健康維持・増進に向けた腸内環境研究の重要性とNIBIOHN JMD の構築
私たちは、日本人の腸内環境と健康との関係を調べるため、日本各地にお住まいの方々を対象に、食事や生活習慣、健康状態に関する情報と共に、糞便や血液などを提供いただき、腸内細菌、メタボローム、免疫因子などのデータを収集し、NIBIOHN JMDとしてデータベース化しています(https://microbiome.nibiohn.go.jp)。さらに、AIを活用した解析によって立てた仮説を基礎研究で検証し、メカニズムの解明と共にヒト研究にフィードバックするスパイラル型研究を進めています(図1)。本システムを活用した解析の結果、日本人に多く見られる腸内細菌の一つであるブラウティア菌が、過剰な体重増加を抑制する役割を果たすことなど、腸内環境と健康に関する様々な知見が得られています。

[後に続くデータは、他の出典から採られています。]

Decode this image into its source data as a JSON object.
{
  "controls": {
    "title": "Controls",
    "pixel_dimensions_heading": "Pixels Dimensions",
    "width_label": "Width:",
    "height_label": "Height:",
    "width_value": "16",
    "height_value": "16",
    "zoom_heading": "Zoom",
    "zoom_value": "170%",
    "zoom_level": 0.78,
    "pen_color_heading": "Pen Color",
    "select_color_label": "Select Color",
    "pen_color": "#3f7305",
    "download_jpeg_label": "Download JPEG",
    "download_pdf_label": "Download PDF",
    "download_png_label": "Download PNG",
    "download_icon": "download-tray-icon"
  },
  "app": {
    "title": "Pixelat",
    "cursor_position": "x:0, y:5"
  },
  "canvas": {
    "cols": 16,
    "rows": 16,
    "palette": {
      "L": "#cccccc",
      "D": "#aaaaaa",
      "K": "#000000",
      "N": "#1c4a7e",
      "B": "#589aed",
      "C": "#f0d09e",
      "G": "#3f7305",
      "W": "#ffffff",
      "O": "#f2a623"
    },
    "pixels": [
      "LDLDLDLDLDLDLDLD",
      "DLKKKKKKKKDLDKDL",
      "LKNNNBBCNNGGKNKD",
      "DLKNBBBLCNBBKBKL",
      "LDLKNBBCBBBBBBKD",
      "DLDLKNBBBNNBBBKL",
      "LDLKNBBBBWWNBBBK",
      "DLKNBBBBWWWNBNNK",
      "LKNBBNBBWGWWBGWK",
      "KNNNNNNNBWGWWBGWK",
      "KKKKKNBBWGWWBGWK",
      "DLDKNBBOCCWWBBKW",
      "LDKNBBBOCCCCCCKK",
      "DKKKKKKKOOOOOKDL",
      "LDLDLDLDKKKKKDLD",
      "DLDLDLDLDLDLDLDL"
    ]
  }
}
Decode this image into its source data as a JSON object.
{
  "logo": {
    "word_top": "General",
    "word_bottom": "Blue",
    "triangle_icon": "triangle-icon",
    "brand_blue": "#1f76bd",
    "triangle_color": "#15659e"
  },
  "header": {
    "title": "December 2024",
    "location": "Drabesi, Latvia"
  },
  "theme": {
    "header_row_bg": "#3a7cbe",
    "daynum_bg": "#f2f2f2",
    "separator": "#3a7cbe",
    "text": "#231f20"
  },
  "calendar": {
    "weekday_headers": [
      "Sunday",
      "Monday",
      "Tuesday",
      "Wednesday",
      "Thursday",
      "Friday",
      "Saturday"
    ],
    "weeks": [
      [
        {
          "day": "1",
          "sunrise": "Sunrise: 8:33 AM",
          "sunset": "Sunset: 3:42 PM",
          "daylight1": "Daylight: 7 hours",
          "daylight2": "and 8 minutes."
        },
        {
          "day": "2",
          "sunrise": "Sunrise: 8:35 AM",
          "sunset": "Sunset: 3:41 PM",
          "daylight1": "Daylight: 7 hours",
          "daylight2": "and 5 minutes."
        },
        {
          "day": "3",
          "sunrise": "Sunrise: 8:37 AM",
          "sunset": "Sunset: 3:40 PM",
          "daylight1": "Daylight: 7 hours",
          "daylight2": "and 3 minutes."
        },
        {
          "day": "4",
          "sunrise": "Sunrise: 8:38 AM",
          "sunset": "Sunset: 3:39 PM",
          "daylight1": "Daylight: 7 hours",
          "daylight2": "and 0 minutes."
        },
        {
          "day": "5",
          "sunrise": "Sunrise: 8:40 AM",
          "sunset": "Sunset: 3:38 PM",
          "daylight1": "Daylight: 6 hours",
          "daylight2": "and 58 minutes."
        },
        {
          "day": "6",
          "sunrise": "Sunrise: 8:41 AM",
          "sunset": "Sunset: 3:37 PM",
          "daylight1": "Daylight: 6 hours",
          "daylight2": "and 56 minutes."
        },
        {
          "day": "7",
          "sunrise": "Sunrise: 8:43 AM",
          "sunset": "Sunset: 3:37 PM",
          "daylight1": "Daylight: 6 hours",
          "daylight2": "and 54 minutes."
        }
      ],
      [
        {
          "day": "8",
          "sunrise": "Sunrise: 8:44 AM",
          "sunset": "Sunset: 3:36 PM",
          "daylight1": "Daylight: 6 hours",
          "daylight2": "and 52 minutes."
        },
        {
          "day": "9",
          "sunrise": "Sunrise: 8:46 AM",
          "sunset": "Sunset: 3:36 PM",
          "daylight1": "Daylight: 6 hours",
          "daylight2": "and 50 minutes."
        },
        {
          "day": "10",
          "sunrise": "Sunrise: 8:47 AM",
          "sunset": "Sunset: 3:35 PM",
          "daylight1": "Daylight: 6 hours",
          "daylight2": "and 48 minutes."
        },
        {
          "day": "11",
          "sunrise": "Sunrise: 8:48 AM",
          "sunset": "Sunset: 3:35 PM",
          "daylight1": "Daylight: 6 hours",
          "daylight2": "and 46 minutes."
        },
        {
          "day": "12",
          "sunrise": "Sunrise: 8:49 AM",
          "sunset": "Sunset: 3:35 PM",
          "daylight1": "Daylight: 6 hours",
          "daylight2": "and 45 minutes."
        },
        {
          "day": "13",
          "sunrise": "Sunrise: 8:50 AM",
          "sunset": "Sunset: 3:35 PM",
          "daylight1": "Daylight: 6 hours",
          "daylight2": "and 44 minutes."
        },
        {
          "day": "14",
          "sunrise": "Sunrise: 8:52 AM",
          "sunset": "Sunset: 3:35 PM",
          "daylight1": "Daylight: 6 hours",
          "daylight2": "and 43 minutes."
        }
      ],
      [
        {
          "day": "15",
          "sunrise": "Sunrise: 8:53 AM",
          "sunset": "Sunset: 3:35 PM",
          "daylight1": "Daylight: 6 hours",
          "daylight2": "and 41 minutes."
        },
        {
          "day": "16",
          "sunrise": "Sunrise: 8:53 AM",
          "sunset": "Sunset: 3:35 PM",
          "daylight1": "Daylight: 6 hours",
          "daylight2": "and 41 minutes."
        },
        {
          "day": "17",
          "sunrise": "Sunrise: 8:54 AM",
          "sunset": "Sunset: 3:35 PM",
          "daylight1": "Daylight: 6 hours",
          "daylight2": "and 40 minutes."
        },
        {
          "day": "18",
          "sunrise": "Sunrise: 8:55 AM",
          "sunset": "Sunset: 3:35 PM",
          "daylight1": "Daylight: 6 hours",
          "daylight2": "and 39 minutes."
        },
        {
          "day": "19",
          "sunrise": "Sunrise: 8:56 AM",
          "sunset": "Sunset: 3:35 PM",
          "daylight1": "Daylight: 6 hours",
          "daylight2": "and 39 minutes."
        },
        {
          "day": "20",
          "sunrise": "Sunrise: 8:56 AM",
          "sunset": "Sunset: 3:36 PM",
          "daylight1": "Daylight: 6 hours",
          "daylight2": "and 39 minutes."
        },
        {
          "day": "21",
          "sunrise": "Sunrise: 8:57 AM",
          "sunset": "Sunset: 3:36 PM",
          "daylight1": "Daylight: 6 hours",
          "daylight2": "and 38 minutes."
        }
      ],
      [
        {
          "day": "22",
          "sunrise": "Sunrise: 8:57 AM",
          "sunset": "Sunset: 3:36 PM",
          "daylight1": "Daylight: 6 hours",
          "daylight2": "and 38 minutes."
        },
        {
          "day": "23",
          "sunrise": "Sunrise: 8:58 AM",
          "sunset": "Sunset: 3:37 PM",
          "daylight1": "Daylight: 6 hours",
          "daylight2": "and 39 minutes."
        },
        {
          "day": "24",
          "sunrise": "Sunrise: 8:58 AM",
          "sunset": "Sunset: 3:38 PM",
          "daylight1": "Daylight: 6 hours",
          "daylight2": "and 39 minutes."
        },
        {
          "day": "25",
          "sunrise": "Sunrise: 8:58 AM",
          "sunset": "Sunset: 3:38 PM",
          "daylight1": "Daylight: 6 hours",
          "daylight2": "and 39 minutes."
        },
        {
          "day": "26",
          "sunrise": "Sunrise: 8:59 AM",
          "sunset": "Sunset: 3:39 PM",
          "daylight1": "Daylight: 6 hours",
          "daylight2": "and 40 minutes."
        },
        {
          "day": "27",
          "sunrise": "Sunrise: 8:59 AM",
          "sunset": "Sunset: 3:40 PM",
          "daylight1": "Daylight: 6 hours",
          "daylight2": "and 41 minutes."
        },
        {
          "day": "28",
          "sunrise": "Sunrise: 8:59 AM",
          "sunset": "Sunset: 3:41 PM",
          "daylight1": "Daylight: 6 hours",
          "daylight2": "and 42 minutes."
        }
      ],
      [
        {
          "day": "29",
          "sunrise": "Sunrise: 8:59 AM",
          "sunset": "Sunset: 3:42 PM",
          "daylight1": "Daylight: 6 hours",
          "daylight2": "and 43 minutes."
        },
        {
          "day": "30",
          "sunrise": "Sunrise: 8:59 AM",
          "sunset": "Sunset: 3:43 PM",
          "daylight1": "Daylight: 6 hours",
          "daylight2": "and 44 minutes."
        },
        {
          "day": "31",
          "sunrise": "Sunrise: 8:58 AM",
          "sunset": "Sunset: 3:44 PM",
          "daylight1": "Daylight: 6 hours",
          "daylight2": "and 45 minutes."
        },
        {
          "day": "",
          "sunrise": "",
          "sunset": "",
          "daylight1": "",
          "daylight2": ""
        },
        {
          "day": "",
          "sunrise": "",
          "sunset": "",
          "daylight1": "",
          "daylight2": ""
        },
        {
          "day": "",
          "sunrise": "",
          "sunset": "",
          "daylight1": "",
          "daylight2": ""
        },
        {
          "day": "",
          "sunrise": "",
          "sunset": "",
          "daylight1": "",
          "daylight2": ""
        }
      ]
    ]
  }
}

図1. NIBIOHN JMDデータベースをヒト研究にフィードバックするスパイラル型研究
腸内環境を整えるための3つの戦略
では、腸内環境はどのように整えれば良いのでしょうか?ここでは、腸内環境を改善するための3つの戦略を紹介します。第1の戦略は「プロバイオティクス」です。これは、ヨーグルトや納豆など、健康に良い影響を与える有用菌を摂取する方法です。第2の戦略は「プレバイオティクス」で、腸内に存在する有用菌のエサとなる栄養素を摂取し、有用菌を増やすことを目的としています。
さらに、最近注目されている第3の戦略は「ポストバイオティクス」です。これは、腸内細菌の菌体成分や、食品成分から生成される代謝物を指します。腸内細菌が健康に寄与するのは、菌そのものではなく、腸から体内に吸収される菌が生成する物質による、という考えに基づいています。メタボローム解析技術の進展により、これらの物質の同定が可能になってきました。プロバイオティクスやプレバイオティクスによって有用菌を増やすだけでなく、ポストバイオティクスの生成を促すことで、腸内環境をさらに効果的に改善する新たな道が開かれつつあります。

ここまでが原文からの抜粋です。